Etimologia da palavra romance
Pegam uma coisa
E a chamam de pedra
A ela atribuem substância
E passamos ao convívio
Dessa coisa
De matar passarinho
De colocar no trilho do trem
De fazer casa
E de calçar as coisas pensas
E toda vez que pegamos
Uma dessas coisas
Chamada pedra
E a atiramos ao rio
O fundo da coisa nominada rio
Já não é mais só fundo
Porque uns pés inesperadamente
Podem tocar a pedra e cair
E inventar uma outra coisa
Que alguém, com a mão estendida, possa
Atribuir substância de fazer casa
E de calçar as coisas pensas.
Flores de Kafka
As cores sequestradas
Mistificadas em jardins
Ciano, magenta, amarelo e preto
Adesivos, banners, catálogos, prospectos
Brindes, camisetas, painéis
Uniformes anunciam a impossibilidade
De não estar mais dentro daquelas cores
De viver além do azul ou do vermelho
De fugir da identidade
De jogar o corpo fora da escala.
A marche do enfant Rimbaud
Um militar
Tem tendência a passarinho
Pode ser a saíra
Ou o soldadinho
Todo dia carrega seu fuzil
Engraxa suas botas
Canta o Hino à Bandeira
Um dia descuidaram
E fugiu o passarinho
Levou cantil, botas e fuzil
Encontrou outros tantos
Companheiros
Foi fazer revolução
De passarinhos.
Noites de Bergman e Fellini
Nessa companhia de teatro amador
Fingimos
Mas uma gripe impediu que a atriz
Principal atuasse
Nunca devolveremos os bilhetes
O público que se amontoe na porta
O espetáculo seguirá
E ninguém dará conta
Da grande atração no cartaz
Quando a bilheteria fechar
E o definitivo aviso pender: esgotado.
Ilumina
Entra pela noite fria
Caminha sem caminho
Até aqui tudo foi náusea e a mente, palidez
Que estás vendo
São cântaros derramados
Deita
A nascente tem sede
O abrigo tem medo
A força insubmissa
Esplende
O esquivo é algo manifesto
Em matemática, luz e expansão
Salmodia
E agora que sabes
Recolhe tua água
Para o ofício da volta.
junho, 2022
Marcelo Benini nasceu em 1970, na cidade de Cataguases, Minas Gerais.
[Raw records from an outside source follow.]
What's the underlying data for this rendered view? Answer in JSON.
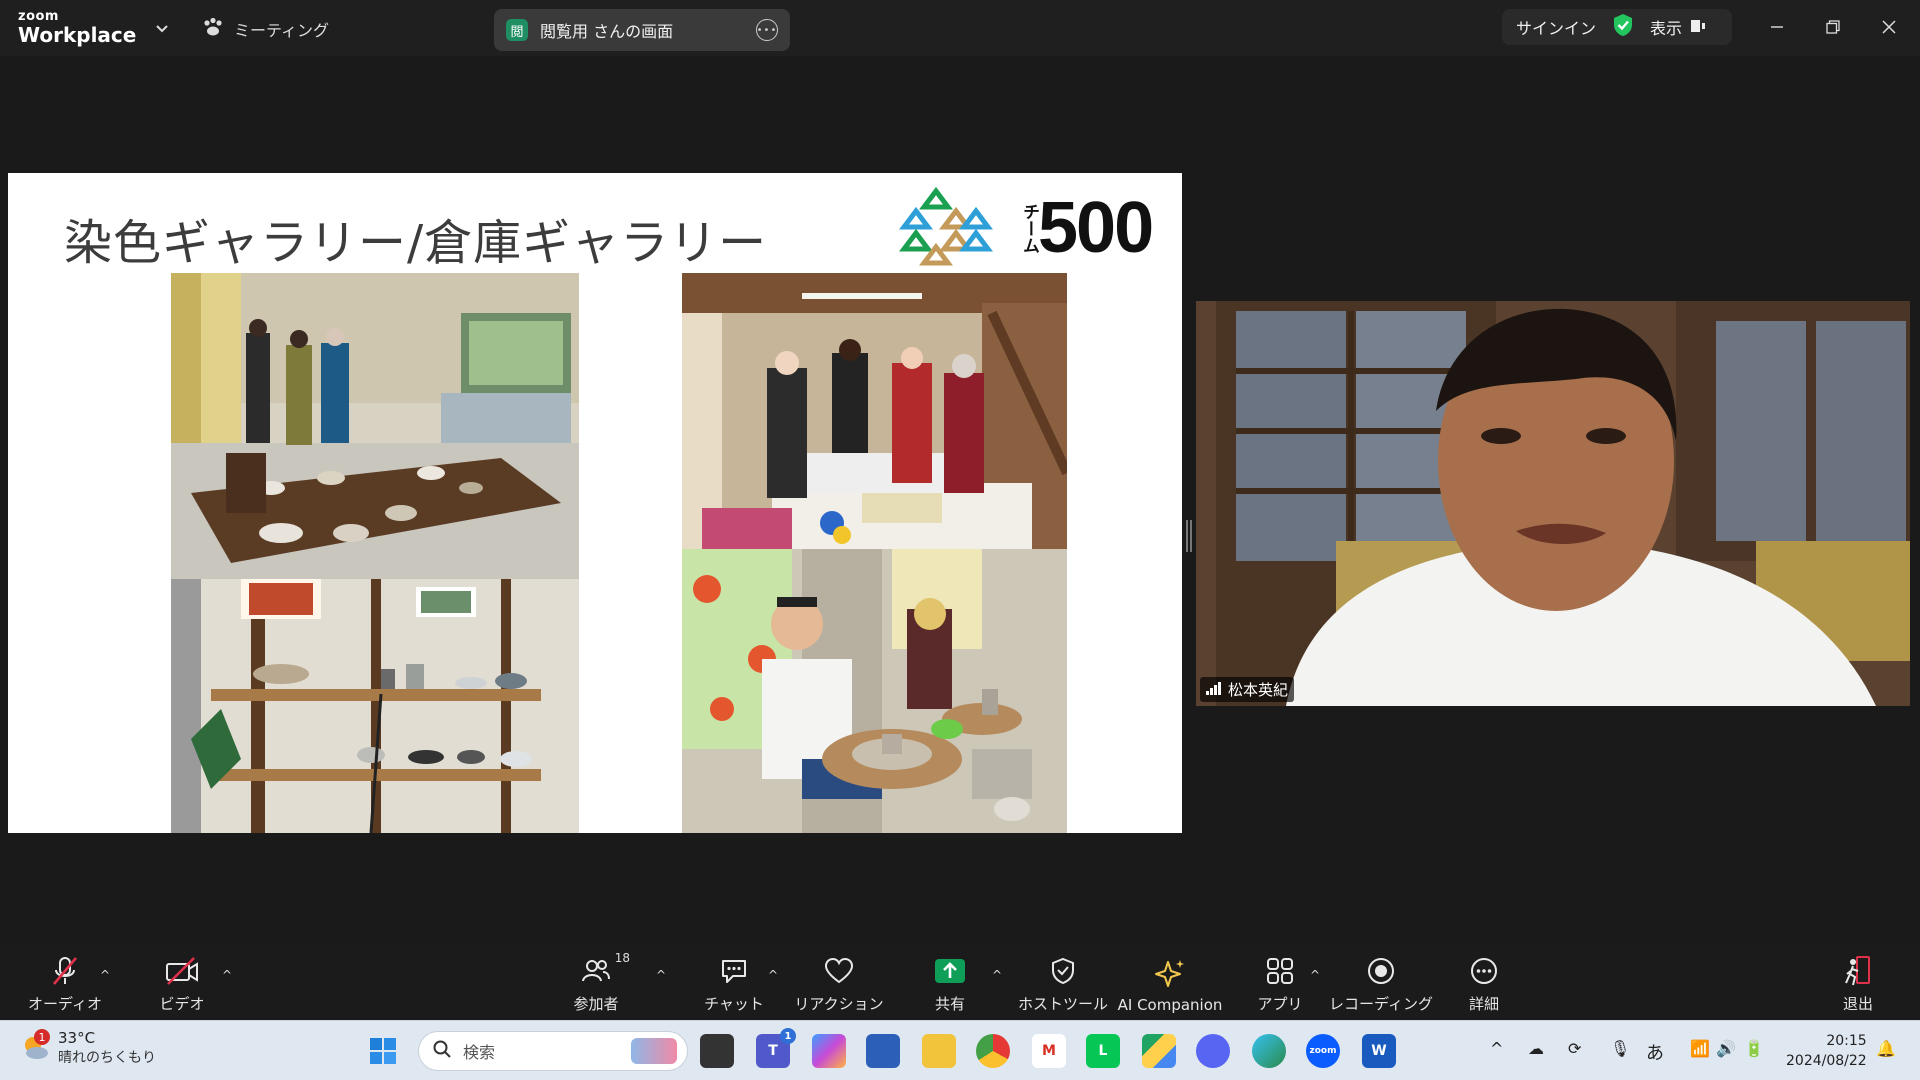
{
  "window": {
    "brand_small": "zoom",
    "brand_big": "Workplace",
    "meeting_label": "ミーティング",
    "share_badge": "閲",
    "share_title": "閲覧用 さんの画面",
    "signin_label": "サインイン",
    "view_label": "表示"
  },
  "slide": {
    "title": "染色ギャラリー/倉庫ギャラリー",
    "logo_text": "500",
    "logo_side": "チーム",
    "photos": [
      {
        "name": "dye-gallery-photo"
      },
      {
        "name": "dyeing-workshop-photo"
      },
      {
        "name": "warehouse-gallery-photo"
      },
      {
        "name": "pottery-wheel-photo"
      }
    ]
  },
  "video": {
    "speaker_name": "松本英紀"
  },
  "toolbar": {
    "audio": "オーディオ",
    "video": "ビデオ",
    "participants": "参加者",
    "participants_count": "18",
    "chat": "チャット",
    "reactions": "リアクション",
    "share": "共有",
    "host_tools": "ホストツール",
    "ai_companion": "AI Companion",
    "apps": "アプリ",
    "recording": "レコーディング",
    "more": "詳細",
    "leave": "退出"
  },
  "taskbar": {
    "temperature": "33°C",
    "weather_desc": "晴れのちくもり",
    "weather_badge": "1",
    "search_placeholder": "検索",
    "teams_badge": "1",
    "ime": "あ",
    "time": "20:15",
    "date": "2024/08/22"
  },
  "colors": {
    "accent_green": "#0e9e58",
    "ai_gold": "#f2c94c",
    "leave_red": "#e0314b",
    "title_bar": "#1f1f1f"
  }
}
Publicou O capim sobre o coleiro (poesia, edição do autor, 2010), O homem interdito (crônicas, Intermeios, 2012), Fazenda de cacos (poesia, Intermeios, 2014), Currais concretos (poesia, Intermeios, 2018), Poemas do núcleo rural (poesia, Penalux, 2022). Vive em uma área rural próxima a Brasília/DF.